Abstract

Hepatitis B and hepatitis C are highly prevalent in Taiwan. Chronic hepatitis patients are at high risk of progression to liver cirrhosis and hepatocellular carcinoma (HCC). However, HCC in association with liver abscess is very rare. Accordingly, this study analyzed the characteristics of HCC patients with liver abscess to improve the differential diagnosis of this condition. From January 2005 to July 2007, the medical records of nine HCC patients (4 females, 5 males; mean age, 65.8 years) treated for abscess formation at Kaohsiung Medical University Hospital were retrospectively reviewed.

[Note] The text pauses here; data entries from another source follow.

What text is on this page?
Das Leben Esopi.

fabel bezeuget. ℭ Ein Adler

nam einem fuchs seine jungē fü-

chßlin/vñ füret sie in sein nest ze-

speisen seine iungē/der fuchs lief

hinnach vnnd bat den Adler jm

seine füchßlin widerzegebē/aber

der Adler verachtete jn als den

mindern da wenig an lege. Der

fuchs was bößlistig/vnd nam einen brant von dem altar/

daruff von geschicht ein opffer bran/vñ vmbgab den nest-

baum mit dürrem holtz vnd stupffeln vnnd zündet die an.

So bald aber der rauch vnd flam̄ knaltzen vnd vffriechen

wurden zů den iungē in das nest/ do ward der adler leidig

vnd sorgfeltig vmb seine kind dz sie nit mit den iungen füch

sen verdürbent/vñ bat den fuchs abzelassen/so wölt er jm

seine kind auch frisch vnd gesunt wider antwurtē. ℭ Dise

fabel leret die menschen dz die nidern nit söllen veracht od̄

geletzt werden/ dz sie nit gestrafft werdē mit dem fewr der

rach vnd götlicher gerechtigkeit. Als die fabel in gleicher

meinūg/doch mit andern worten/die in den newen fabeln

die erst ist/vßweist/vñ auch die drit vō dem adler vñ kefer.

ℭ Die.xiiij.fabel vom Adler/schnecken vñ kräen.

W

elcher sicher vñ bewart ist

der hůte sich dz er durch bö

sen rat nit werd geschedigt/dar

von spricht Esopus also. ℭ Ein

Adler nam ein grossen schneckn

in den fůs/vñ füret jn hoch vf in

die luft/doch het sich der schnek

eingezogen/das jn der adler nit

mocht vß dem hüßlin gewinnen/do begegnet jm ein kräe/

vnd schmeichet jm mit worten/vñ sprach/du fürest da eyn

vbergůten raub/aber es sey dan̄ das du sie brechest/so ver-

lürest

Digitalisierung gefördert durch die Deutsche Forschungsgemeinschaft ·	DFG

Their clinical characteristics, images, management approaches and outcomes were analyzed. Fever and highly elevated alkaline phosphatase levels were noted in all patients. All aspirate cultures revealed Klebsiella pneumoniae. All of the cases of HCC were confirmed by cytology or pathology. The imaging studies, which included abdominal ultrasonography and computed tomography, revealed liver tumors in all patients. In some cases, lead-enhanced hypervascular areas were noted. The patients were treated with antibiotic therapy, transhepatic arterial chemoembolization, or surgery. The findings of this study indicate that focal liver inflammatory changes may mimic solid neoplasms. Differential diagnosis of HCC with abscess is extremely difficult and may require aspiration cytology or pathology.